Anti-smoking plan sputtering

A bill to ban smoking in restaurants is about to go up in smoke. Rep. Suzanne Jacobs, D-Delray Beach, proposed the ban, then offered a compromise to ban smoking in 75 percent of each establishment's space. Current law requires restaurants with more than 50 seats to designate a non-smoking area of 35 percent or more. The bill was left pending in a House committee after an amendment from Rep. Buddy Johnson, R-Plant City, was passed. It allows restaurants to get a rebate on their sales tax collections if they voluntarily ban smoking. That action pulled the bill into two more committees, likely dooming it on procedural grounds.

Three inducted in Hall of Fame

U.

S. Attorney General Janet Reno and two former Tampa women were inducted into the Florida Women's Hall of Fame at a ceremony headed by Gov.

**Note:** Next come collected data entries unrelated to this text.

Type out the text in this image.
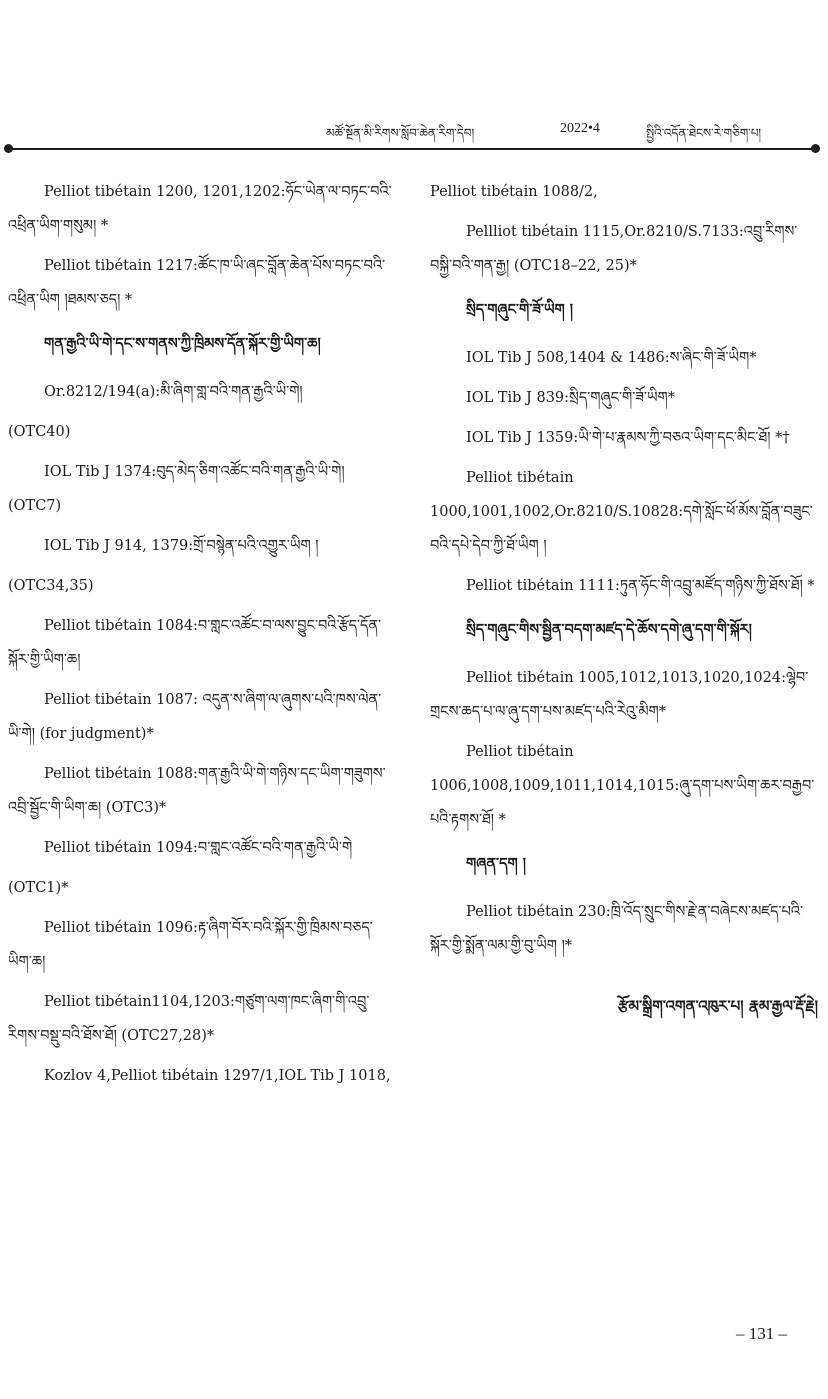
མཚོ་སྔོན་མི་རིགས་སློབ་ཆེན་རིག་དེབ།	2022•4	སྤྱིའི་འདོན་ཐེངས་རེ་གཅིག་པ།

Pelliot tibétain 1200, 1201,1202:ཧོང་ཡེན་ལ་བཏང་བའི་འཕྲིན་ཡིག་གསུམ། *

Pelliot tibétain 1217:ཚོང་ཁ་ཡི་ཞང་བློན་ཆེན་པོས་བཏང་བའི་འཕྲིན་ཡིག །ཐམས་ཅད། *

གན་རྒྱའི་ཡི་གེ་དང་ས་གནས་ཀྱི་ཁྲིམས་དོན་སྐོར་གྱི་ཡིག་ཆ།

Or.8212/194(a):མི་ཞིག་གླ་བའི་གན་རྒྱའི་ཡི་གེ།

(OTC40)

IOL Tib J 1374:བུད་མེད་ཅིག་འཚོང་བའི་གན་རྒྱའི་ཡི་གེ། (OTC7)

IOL Tib J 914, 1379:གྲོ་བསྙེན་པའི་འགྱུར་ཡིག །

(OTC34,35)

Pelliot tibétain 1084:བ་གླང་འཚོང་བ་ལས་བྱུང་བའི་རྩོད་དོན་སྐོར་གྱི་ཡིག་ཆ།

Pelliot tibétain 1087: འདུན་ས་ཞིག་ལ་ཞུགས་པའི་ཁས་ལེན་ཡི་གེ། (for judgment)*

Pelliot tibétain 1088:གན་རྒྱའི་ཡི་གེ་གཉིས་དང་ཡིག་གཟུགས་འབྲི་སྦྱོང་གི་ཡིག་ཆ། (OTC3)*

Pelliot tibétain 1094:བ་གླང་འཚོང་བའི་གན་རྒྱའི་ཡི་གེ

(OTC1)*

Pelliot tibétain 1096:རྟ་ཞིག་བོར་བའི་སྐོར་གྱི་ཁྲིམས་བཅད་ཡིག་ཆ།

Pelliot tibétain1104,1203:གཙུག་ལག་ཁང་ཞིག་གི་འབྲུ་རིགས་བསྡུ་བའི་ཐོས་ཐོ། (OTC27,28)*

Kozlov 4,Pelliot tibétain 1297/1,IOL Tib J 1018,

Pelliot tibétain 1088/2,

Pellliot tibétain 1115,Or.8210/S.7133:འབྲུ་རིགས་བསྐྱི་བའི་གན་རྒྱ། (OTC18–22, 25)*

སྲིད་གཞུང་གི་ཟོ་ཡིག །

IOL Tib J 508,1404 & 1486:ས་ཞིང་གི་ཟོ་ཡིག*

IOL Tib J 839:སྲིད་གཞུང་གི་ཟོ་ཡིག*

IOL Tib J 1359:ཡི་གེ་པ་རྣམས་ཀྱི་བཅའ་ཡིག་དང་མིང་ཐོ། *†

Pelliot tibétain 1000,1001,1002,Or.8210/S.10828:དགེ་སློང་ཕོ་མོས་བློན་བཟུང་བའི་དཔེ་དེབ་ཀྱི་ཐོ་ཡིག །

Pelliot tibétain 1111:ཏུན་ཧོང་གི་འབྲུ་མཛོད་གཉིས་ཀྱི་ཐོས་ཐོ། *

སྲིད་གཞུང་གིས་སྦྱིན་བདག་མཛད་དེ་ཆོས་དགེ་ཞུ་དག་གི་སྐོར།

Pelliot tibétain 1005,1012,1013,1020,1024:ལྷེབ་གྲངས་ཆད་པ་ལ་ཞུ་དག་པས་མཛད་པའི་རེའུ་མིག*

Pelliot tibétain 1006,1008,1009,1011,1014,1015:ཞུ་དག་པས་ཡིག་ཆར་བརྒྱབ་པའི་རྟགས་ཐོ། *

གཞན་དག །

Pelliot tibétain 230:ཁྲི་འོད་སྲུང་གིས་རྗེ་ན་བཞེངས་མཛད་པའི་སྐོར་གྱི་སྨོན་ལམ་གྱི་བུ་ཡིག །*

རྩོམ་སྒྲིག་འགན་འཁུར་པ། རྣམ་རྒྱལ་རྡོ་རྗེ།

– 131 –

Lawton Chiles Wednesday. Reno could not be on hand to accept the award. Betty Skelton Frankman of Winter Haven, a graduate of Plant High School, attended and said she was delighted by the honor. "I'm speechless, and my husband thinks that's a miracle," she said. She has set numerous aviation and auto racing records. Paulina Pedroso, who died in 1925, also was honored. A native of Cuba who later settled in Ybor City, she fought for Cuban independence.

SESSION NOTES

Huxley would be proud

People couldn't help comparing the chemical castration bill to Brave New World, the futuristic novel by Aldous Huxley, during a Senate Criminal Justice Committee meeting Tuesday. Sen. Jim Scott, R-Fort Lauderdale, did. So did a representative of the American Civil Liberties Union. In the novel, society uses drugs to control people's behavior. So far no one has compared it to another futuristic novel, the famous book written by George Orwell. But we couldn't help but notice that the proposed law is officially called "Senate Bill 1984."A shot of family humor

Republican Party Chairman Tom Slade wants to know why Gov. Lawton Chiles didn't bother to drop by and meet Hugh Rodham at his news conference in Tallahassee Tuesday. Rodham was announcing plans to seek the U.S. Senate seat held by Connie Mack. "Even I had the courtesy to drop by his press conference to meet him and hear what he has to offer," Slade wrote in a letter, referring to Rodham as "the top of your ticket." "I must say, (Rodham) gives new dignity to the memory of Billy Carter," Slade wrote. A spokesman for Chiles said the governor was not asked to attend.

Patient brokering bill sails on

Legislation to ban brokers from referring patients to health care facilities for kickbacks, fees or commissions is moving ahead without controversy. The bill Tuesday passed the House Health Care Committee 21-0. The bill targets abuses most prevalent in the recruitment of patients for underused drug treatment centers or psychiatric hospitals. A Times series last year disclosed instances in which brokers got up to $3,000 each for sending patients to hospitals or drug treatment centers.

_ Staff writers Lucy Morgan, Bill Moss and Curtis Krueger contributed to this report.